Il sogno di realizzare un’esistenza migliore grazie alla possibilità di giocare a pallacanestro, e magari avere successo a tento soldi, si paga con la lontananza dalla famiglia e da relazioni legalmente poco chiare con procuratori sportivi che certamente ci guadagnano. E non solo 100 euro di paghetta al mese elargite all’atleta, il sospetto di Ricucci e nostro.

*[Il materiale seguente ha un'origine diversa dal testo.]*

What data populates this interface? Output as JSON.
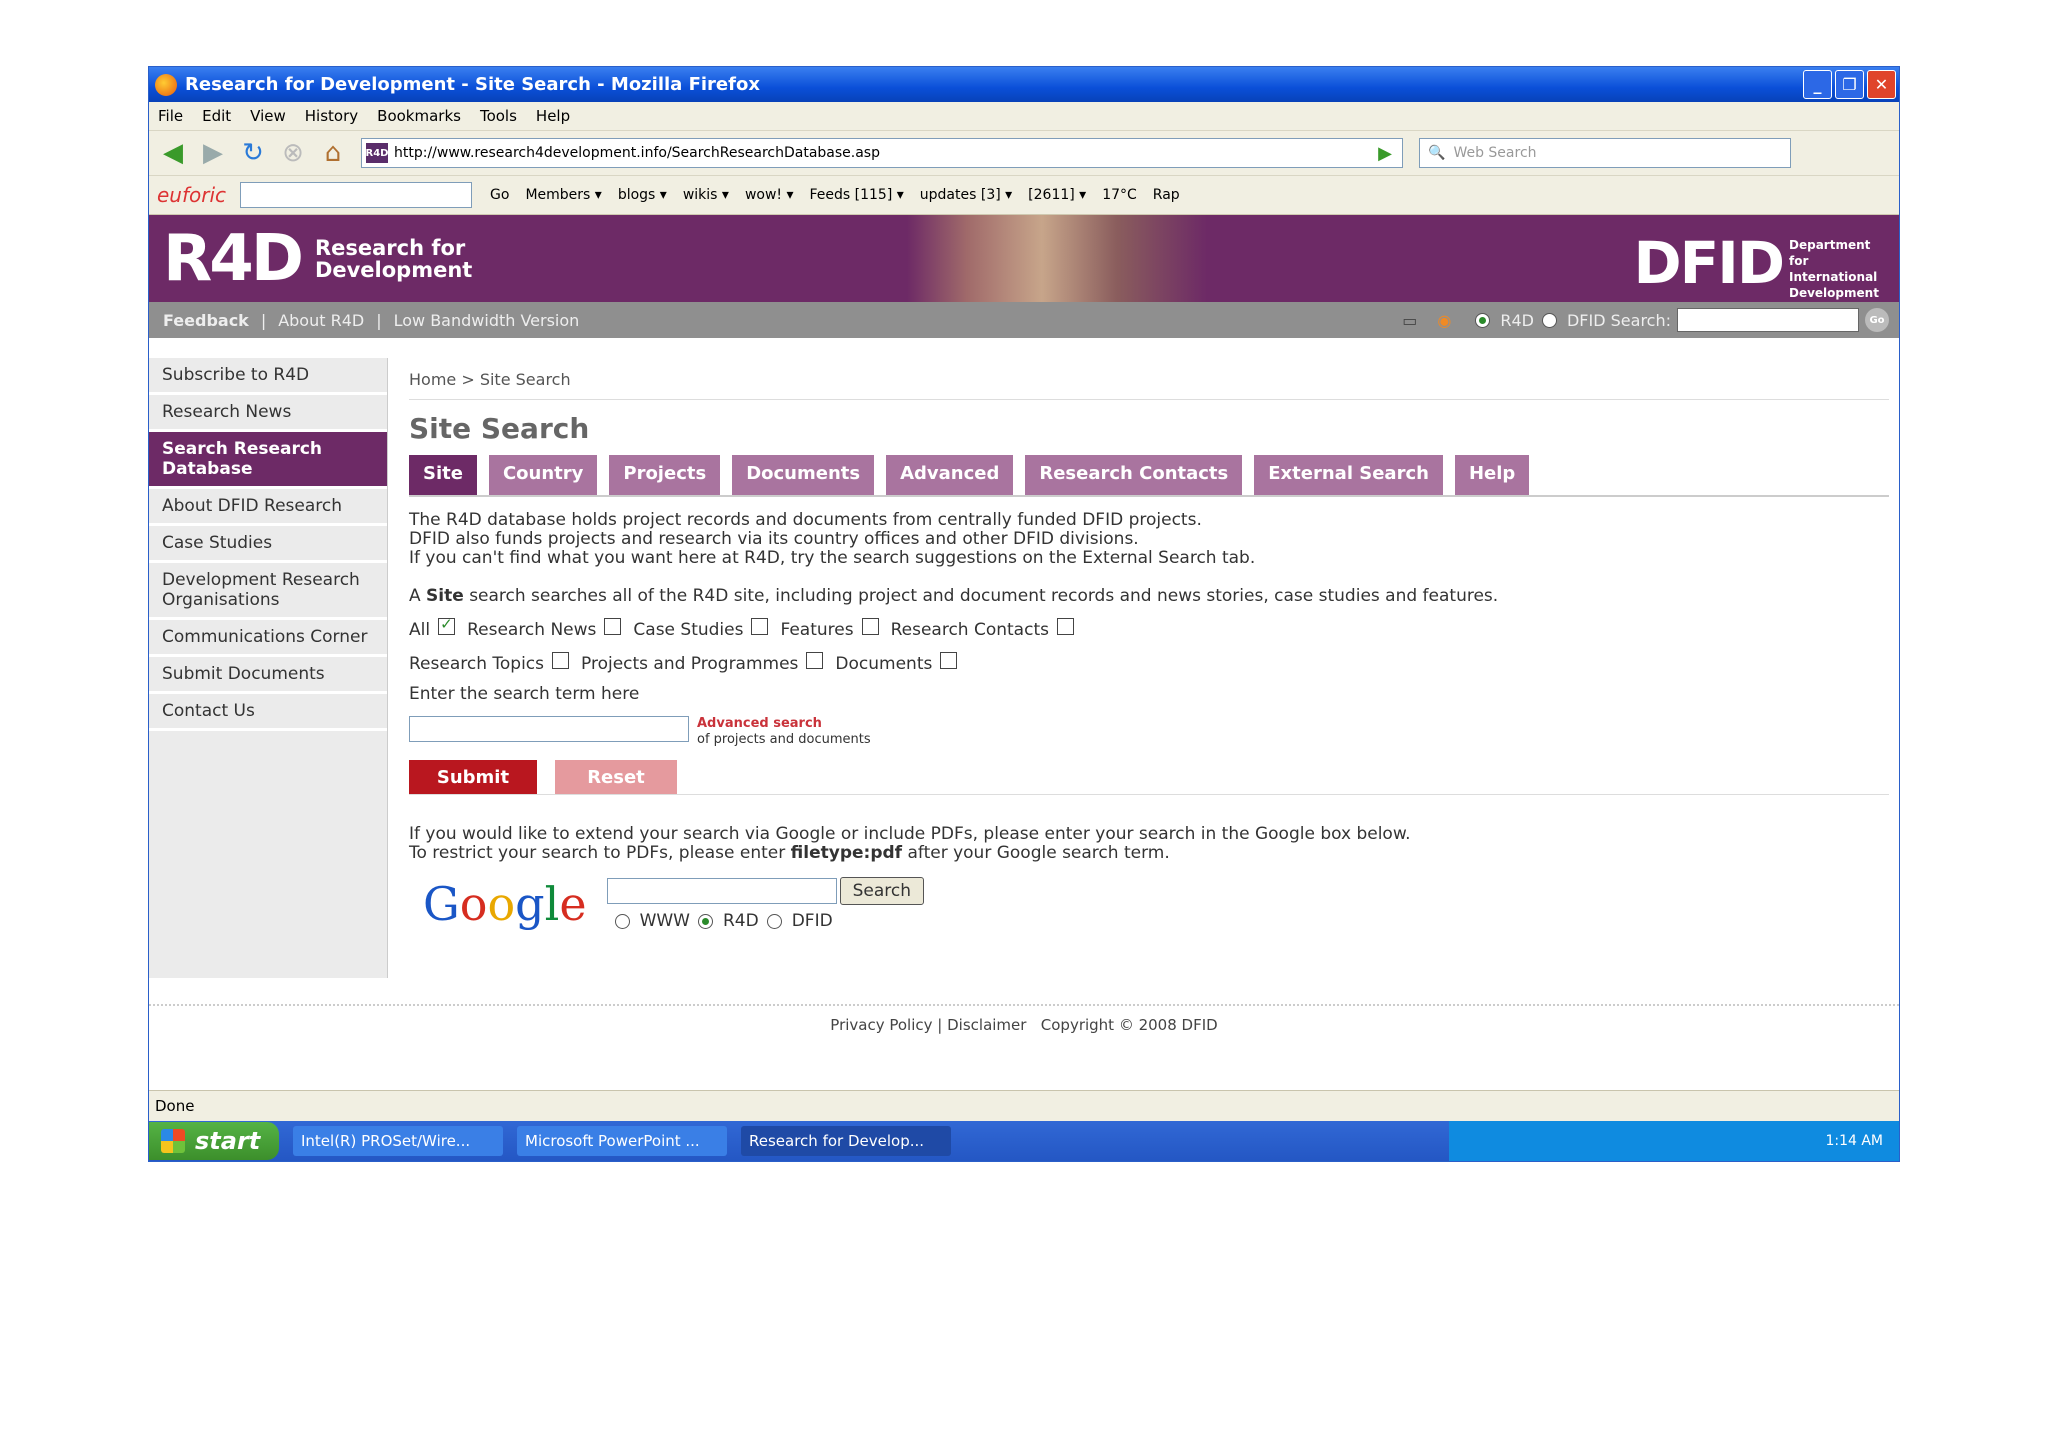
{
  "window": {
    "title": "Research for Development - Site Search - Mozilla Firefox"
  },
  "menu": [
    "File",
    "Edit",
    "View",
    "History",
    "Bookmarks",
    "Tools",
    "Help"
  ],
  "address": {
    "url": "http://www.research4development.info/SearchResearchDatabase.asp",
    "websearch_placeholder": "Web Search"
  },
  "toolbar2": {
    "brand": "euforic",
    "go": "Go",
    "members": "Members ▾",
    "blogs": "blogs ▾",
    "wikis": "wikis ▾",
    "wow": "wow! ▾",
    "feeds": "Feeds [115] ▾",
    "updates": "updates [3] ▾",
    "mail": "[2611] ▾",
    "temp": "17°C",
    "radio": "Rap"
  },
  "banner": {
    "logo": "R4D",
    "logo_sub": "Research for Development",
    "dfid": "DFID",
    "dfid_sub": "Department for International Development"
  },
  "subnav": {
    "feedback": "Feedback",
    "about": "About R4D",
    "low": "Low Bandwidth Version",
    "opt1": "R4D",
    "opt2": "DFID Search:",
    "go": "Go"
  },
  "sidebar": [
    "Subscribe to R4D",
    "Research News",
    "Search Research Database",
    "About DFID Research",
    "Case Studies",
    "Development Research Organisations",
    "Communications Corner",
    "Submit Documents",
    "Contact Us"
  ],
  "crumb": "Home > Site Search",
  "heading": "Site Search",
  "tabs": [
    "Site",
    "Country",
    "Projects",
    "Documents",
    "Advanced",
    "Research Contacts",
    "External Search",
    "Help"
  ],
  "intro": {
    "l1": "The R4D database holds project records and documents from centrally funded DFID projects.",
    "l2": "DFID also funds projects and research via its country offices and other DFID divisions.",
    "l3": "If you can't find what you want here at R4D, try the search suggestions on the External Search tab."
  },
  "site_text": {
    "a": "A",
    "b": "Site",
    "c": "search searches all of the R4D site, including project and document records and news stories, case studies and features."
  },
  "checks": {
    "all": "All",
    "news": "Research News",
    "cases": "Case Studies",
    "features": "Features",
    "contacts": "Research Contacts",
    "topics": "Research Topics",
    "projects": "Projects and Programmes",
    "documents": "Documents"
  },
  "term_label": "Enter the search term here",
  "advanced": {
    "link": "Advanced search",
    "sub": "of projects and documents"
  },
  "buttons": {
    "submit": "Submit",
    "reset": "Reset"
  },
  "google_note": {
    "l1": "If you would like to extend your search via Google or include PDFs, please enter your search in the Google box below.",
    "l2a": "To restrict your search to PDFs, please enter",
    "l2b": "filetype:pdf",
    "l2c": "after your Google search term."
  },
  "google": {
    "search": "Search",
    "opt1": "WWW",
    "opt2": "R4D",
    "opt3": "DFID"
  },
  "footer": {
    "privacy": "Privacy Policy",
    "disclaimer": "Disclaimer",
    "copyright": "Copyright © 2008 DFID"
  },
  "status": "Done",
  "taskbar": {
    "start": "start",
    "t1": "Intel(R) PROSet/Wire...",
    "t2": "Microsoft PowerPoint ...",
    "t3": "Research for Develop...",
    "clock": "1:14 AM"
  }
}
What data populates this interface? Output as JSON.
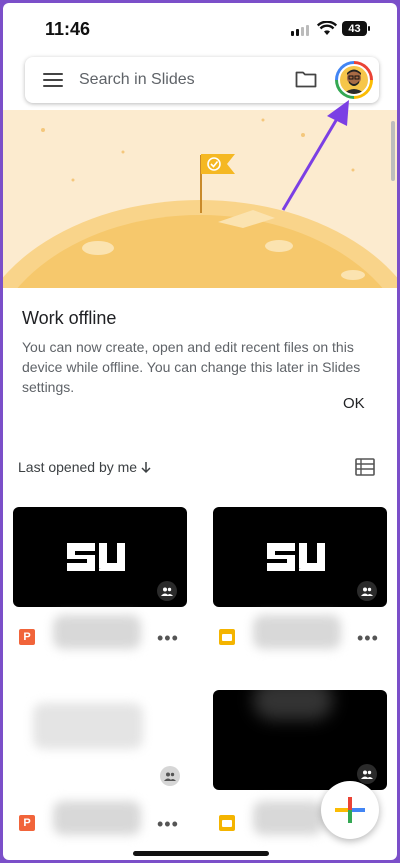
{
  "status_bar": {
    "time": "11:46",
    "battery": "43"
  },
  "search": {
    "placeholder": "Search in Slides"
  },
  "icons": {
    "menu": "menu-icon",
    "folder": "folder-icon",
    "avatar": "account-avatar",
    "list_view": "list-view-icon",
    "shared": "shared-people-icon",
    "more": "more-horiz-icon",
    "add": "plus-icon"
  },
  "banner": {
    "title": "Work offline",
    "body": "You can now create, open and edit recent files on this device while offline. You can change this later in Slides settings.",
    "ok_label": "OK"
  },
  "sort": {
    "label": "Last opened by me"
  },
  "files": [
    {
      "type": "P",
      "thumbnail_text": "SU",
      "shared": true
    },
    {
      "type": "slides",
      "thumbnail_text": "SU",
      "shared": true
    },
    {
      "type": "P",
      "thumbnail_text": "",
      "shared": true
    },
    {
      "type": "slides",
      "thumbnail_text": "",
      "shared": true
    }
  ],
  "colors": {
    "annotation_arrow": "#7b3fe4",
    "banner_background": "#fcebcf",
    "ppt_icon": "#f1643a",
    "slides_icon": "#f4b400"
  }
}
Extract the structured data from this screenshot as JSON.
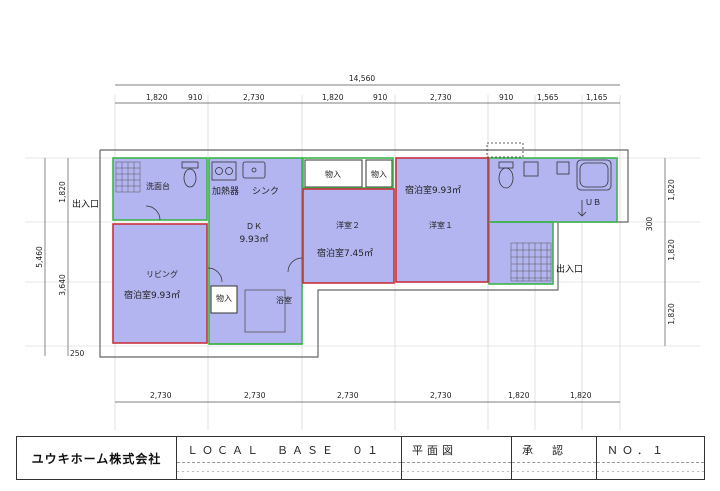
{
  "dimensions": {
    "overall_top": "14,560",
    "top_segments": [
      "1,820",
      "910",
      "2,730",
      "1,820",
      "910",
      "2,730",
      "910",
      "1,565",
      "1,165"
    ],
    "bottom_segments": [
      "2,730",
      "2,730",
      "2,730",
      "2,730",
      "1,820",
      "1,820"
    ],
    "left_overall": "5,460",
    "left_segments": [
      "1,820",
      "3,640",
      "250"
    ],
    "right_segments": [
      "1,820",
      "300",
      "1,820",
      "1,820"
    ]
  },
  "rooms": {
    "washroom": "洗面台",
    "heater": "加熱器",
    "sink": "シンク",
    "dk": "ＤＫ",
    "dk_area": "9.93㎡",
    "closet_top1": "物入",
    "closet_top2": "物入",
    "closet_lower": "物入",
    "bath": "浴室",
    "western2": "洋室２",
    "lodging2": "宿泊室7.45㎡",
    "western1": "洋室１",
    "lodging1": "宿泊室9.93㎡",
    "living": "リビング",
    "lodging_living": "宿泊室9.93㎡",
    "ub": "ＵＢ"
  },
  "entrances": {
    "left": "出入口",
    "right": "出入口"
  },
  "title_block": {
    "company": "ユウキホーム株式会社",
    "project": "ＬＯＣＡＬ　ＢＡＳＥ　０１",
    "drawing": "平面図",
    "approval": "承　認",
    "number": "ＮＯ．１"
  },
  "colors": {
    "room_fill": "#b3b5f0",
    "green_wall": "#3cb54a",
    "red_wall": "#c8323c",
    "line": "#444444"
  }
}
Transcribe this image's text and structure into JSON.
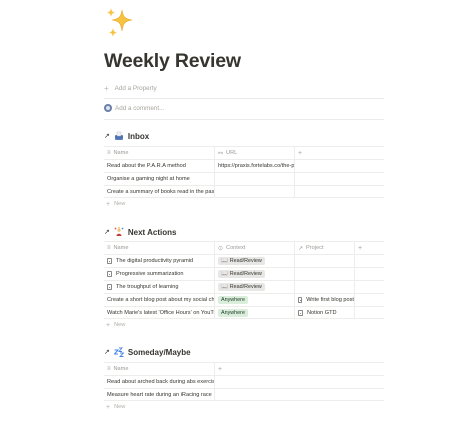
{
  "page": {
    "icon": "sparkles-icon",
    "title": "Weekly Review",
    "add_property": "Add a Property",
    "add_comment": "Add a comment..."
  },
  "colors": {
    "tag_gray": "#e7e7e5",
    "tag_green": "#dbeddb",
    "text": "#37352f",
    "muted": "#9b9a97"
  },
  "inbox": {
    "arrow": "↗",
    "icon": "inbox-tray-icon",
    "title": "Inbox",
    "columns": [
      "Name",
      "URL"
    ],
    "add_column": "+",
    "rows": [
      {
        "name": "Read about the P.A.R.A method",
        "url": "https://praxis.fortelabs.co/the-p"
      },
      {
        "name": "Organise a gaming night at home",
        "url": ""
      },
      {
        "name": "Create a summary of books read in the past",
        "url": ""
      }
    ],
    "new_label": "New"
  },
  "next_actions": {
    "arrow": "↗",
    "icon": "person-juggling-icon",
    "title": "Next Actions",
    "columns": [
      "Name",
      "Context",
      "Project"
    ],
    "add_column": "+",
    "rows": [
      {
        "name": "The digital productivity pyramid",
        "context": "Read/Review",
        "project": ""
      },
      {
        "name": "Progressive summarization",
        "context": "Read/Review",
        "project": ""
      },
      {
        "name": "The troughput of learning",
        "context": "Read/Review",
        "project": ""
      },
      {
        "name": "Create a short blog post about my social ch",
        "context": "Anywhere",
        "project": "Write first blog post"
      },
      {
        "name": "Watch Marie's latest 'Office Hours' on YouTu",
        "context": "Anywhere",
        "project": "Notion GTD"
      }
    ],
    "new_label": "New"
  },
  "someday": {
    "arrow": "↗",
    "icon": "zzz-icon",
    "title": "Someday/Maybe",
    "columns": [
      "Name"
    ],
    "add_column": "+",
    "rows": [
      {
        "name": "Read about arched back during abs exercis"
      },
      {
        "name": "Measure heart rate during an iRacing race"
      }
    ],
    "new_label": "New"
  }
}
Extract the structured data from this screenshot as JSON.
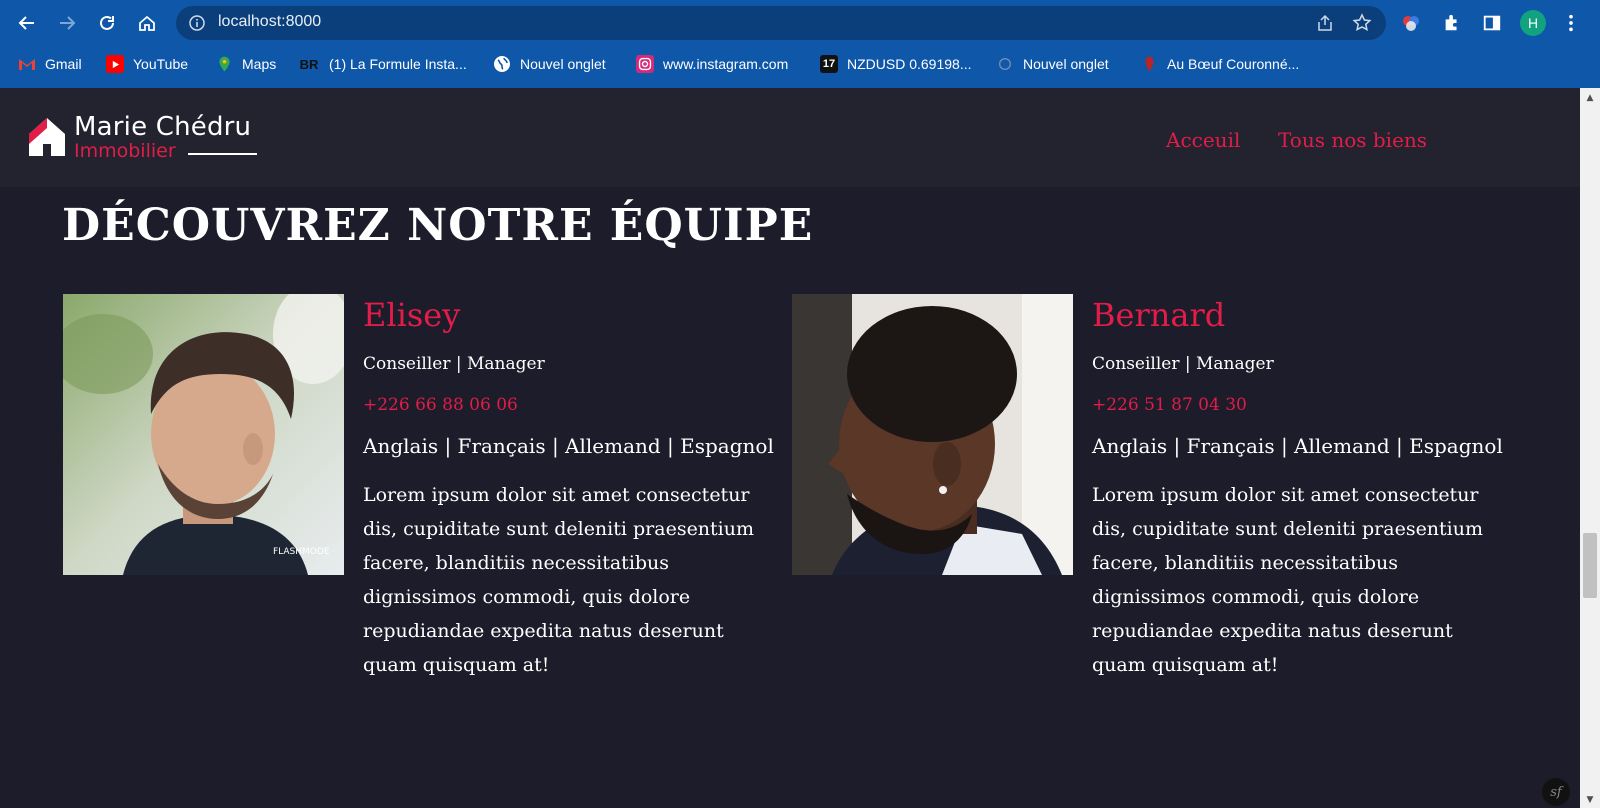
{
  "browser": {
    "url": "localhost:8000",
    "profile_initial": "H",
    "bookmarks": [
      {
        "label": "Gmail",
        "icon": "gmail-icon"
      },
      {
        "label": "YouTube",
        "icon": "youtube-icon"
      },
      {
        "label": "Maps",
        "icon": "maps-icon"
      },
      {
        "label": "(1) La Formule Insta...",
        "icon": "br-icon",
        "icon_text": "BR"
      },
      {
        "label": "Nouvel onglet",
        "icon": "globe-icon"
      },
      {
        "label": "www.instagram.com",
        "icon": "instagram-icon"
      },
      {
        "label": "NZDUSD 0.69198...",
        "icon": "tradingview-icon",
        "icon_text": "17"
      },
      {
        "label": "Nouvel onglet",
        "icon": "page-icon"
      },
      {
        "label": "Au Bœuf Couronné...",
        "icon": "boeuf-icon"
      }
    ]
  },
  "header": {
    "logo_name": "Marie Chédru",
    "logo_sub": "Immobilier",
    "nav": [
      "Acceuil",
      "Tous nos biens"
    ]
  },
  "section": {
    "title": "DÉCOUVREZ NOTRE ÉQUIPE"
  },
  "agents": [
    {
      "name": "Elisey",
      "role": "Conseiller | Manager",
      "phone": "+226 66 88 06 06",
      "languages": "Anglais | Français | Allemand | Espagnol",
      "description": "Lorem ipsum dolor sit amet consectetur dis, cupiditate sunt deleniti praesentium facere, blanditiis necessitatibus dignissimos commodi, quis dolore repudiandae expedita natus deserunt quam quisquam at!",
      "photo_watermark": "FLASHMODE"
    },
    {
      "name": "Bernard",
      "role": "Conseiller | Manager",
      "phone": "+226 51 87 04 30",
      "languages": "Anglais | Français | Allemand | Espagnol",
      "description": "Lorem ipsum dolor sit amet consectetur dis, cupiditate sunt deleniti praesentium facere, blanditiis necessitatibus dignissimos commodi, quis dolore repudiandae expedita natus deserunt quam quisquam at!"
    }
  ],
  "colors": {
    "accent": "#e11d48",
    "page_bg": "#1d1c2a",
    "header_bg": "#23222f",
    "chrome_bg": "#0f57a8"
  }
}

Per le società che pagano, miseria da miserabili.
Secondo un sociologo dello sport, Pippo Russo, «Il sogno di questi ragazzi può essere tutelato solo facendoli crescere nei loro Paesi, evitando cioè che emigrino giovanissimi ed evitando poi che prevalgano nella loro formazione sportiva gli interessi economici esterni». Vero, ma anche un’utopia, secondo l’autore dell’inchiesta e la stessa federazione basket che ora ha scoperto ciò che forse non voleva vedere prima.
«Nei Paesi da cui arrivano i giovanissimi cestisti non esistono strutture e organizzazioni adeguate alla crescita sportiva di giovani possibili professionistici, e addirittura le potentissime FIBA ed NBA, pur alleandosi fra loro, non sono ancora riuscite a far partire un campionato interafricano con Nazioni come Angola, Egitto e Nigeria che esprimono già da molti anni una pallacanestro di un certo livello».
Grazie all’inchiesta di Amedeo Ricucci, ‘rinnovata attenzione’ alle regole di tesseramento che prevedono tutta una serie di garanzie per quei ragazzi: dai tutor alla loro formazione scolastica e tutto ciò che prevede la legge. «Poi però ci sono situazioni che sta agli organi competenti verificare, in primo luogo la regolarità dei permessi di soggiorno, che a noi non compete», cerca di scaricare la federazione sportiva.